第95章 最棒的游戏!
警方围坐在会议室的白板前,试图通过现有的线索,与死者韦华昇展开一场无声的对话。
“从案发之初,我们就调取了他的病历记录,当时只是常规体检报告,显示他身体健康。直到现在将侦查方向转向精神科,才发现他这些年一直在追问同一个问题——自己是否患有精神疾病。但所有诊断结果都一致,他没有精神问题,只是压力过大。”

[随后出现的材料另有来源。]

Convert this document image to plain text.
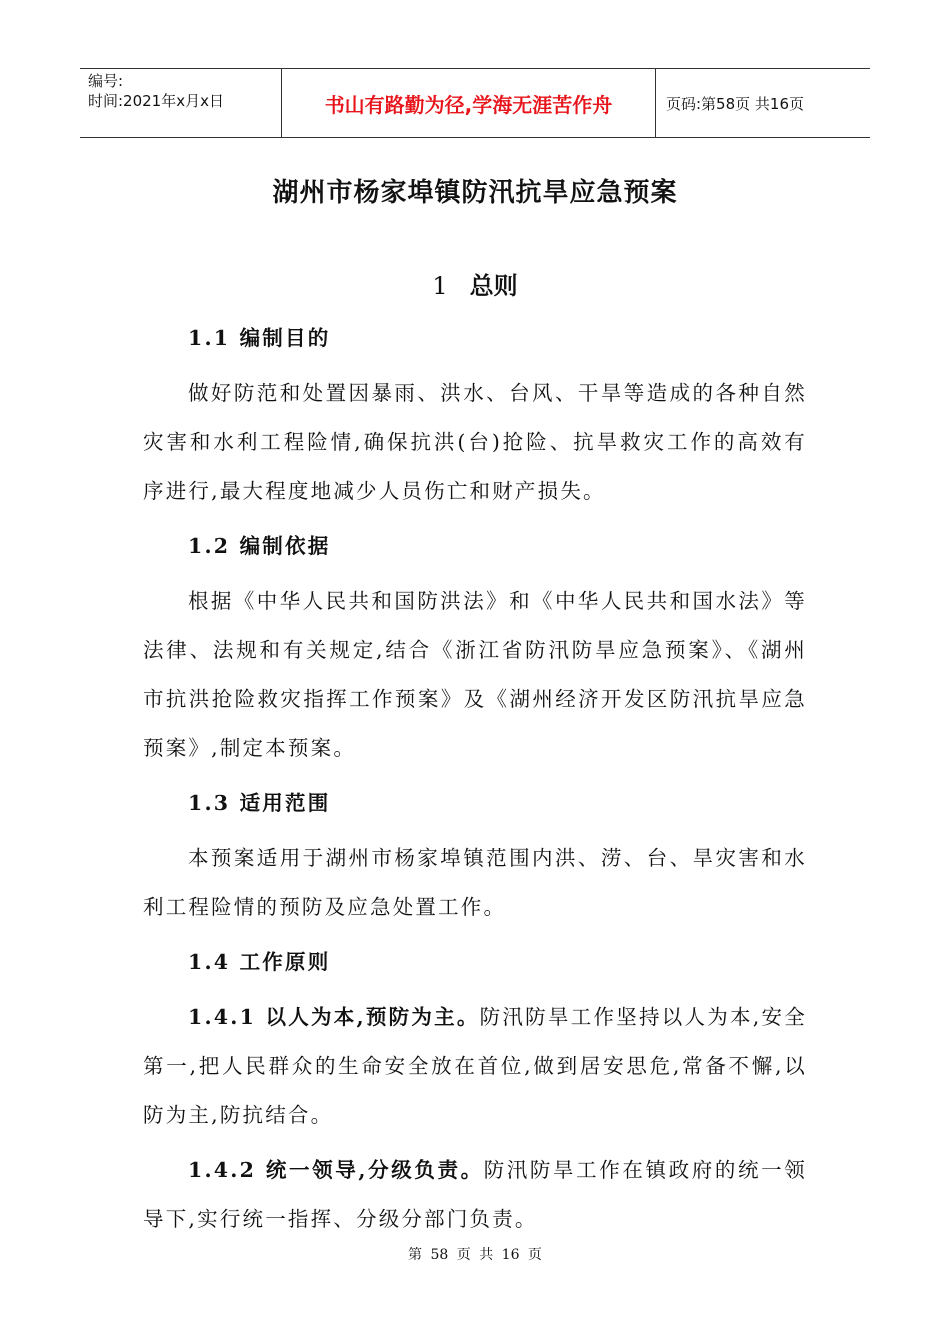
编号:
时间:2021年x月x日	书山有路勤为径,学海无涯苦作舟	页码:第58页 共16页
湖州市杨家埠镇防汛抗旱应急预案
1 总则

1.1 编制目的

做好防范和处置因暴雨、洪水、台风、干旱等造成的各种自然灾害和水利工程险情,确保抗洪(台)抢险、抗旱救灾工作的高效有序进行,最大程度地减少人员伤亡和财产损失。

1.2 编制依据

根据《中华人民共和国防洪法》和《中华人民共和国水法》等法律、法规和有关规定,结合《浙江省防汛防旱应急预案》、《湖州市抗洪抢险救灾指挥工作预案》及《湖州经济开发区防汛抗旱应急预案》,制定本预案。

1.3 适用范围

本预案适用于湖州市杨家埠镇范围内洪、涝、台、旱灾害和水利工程险情的预防及应急处置工作。

1.4 工作原则

1.4.1 以人为本,预防为主。防汛防旱工作坚持以人为本,安全第一,把人民群众的生命安全放在首位,做到居安思危,常备不懈,以防为主,防抗结合。

1.4.2 统一领导,分级负责。防汛防旱工作在镇政府的统一领导下,实行统一指挥、分级分部门负责。

第 58 页 共 16 页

“这里是教会疗养院院方的补充资料。”梁奇凯接过话头,“院长提到,在讨论韦安生的失语症状时,韦华昇曾试探性地询问,会不会是精神分裂。他查阅了太多相关资料,无法自我确诊,甚至想通过儿子的症状来侧面验证。”
韦华昇真心相信自己被“鬼魂”跟踪。
但“鬼魂”的跟踪,又怎么会留下实质证据?
“也许正是因为找不到证据,才让他愈发相信鬼神之说。”黎叔缓缓道,“冷静分析后,韦华昇并不认为妻子黄秋莲会伤害孩子,这一点与黄秋莲的供述一致,她也坚信韦华昇舍不得将孩子扔下楼。案发现场只有他们夫妻二人,如果不是鬼魂作祟,还能是谁?他试图寻找答案,最终开始怀疑自己。如果世间没有鬼魂,那么唯一的解释就是,他病了。”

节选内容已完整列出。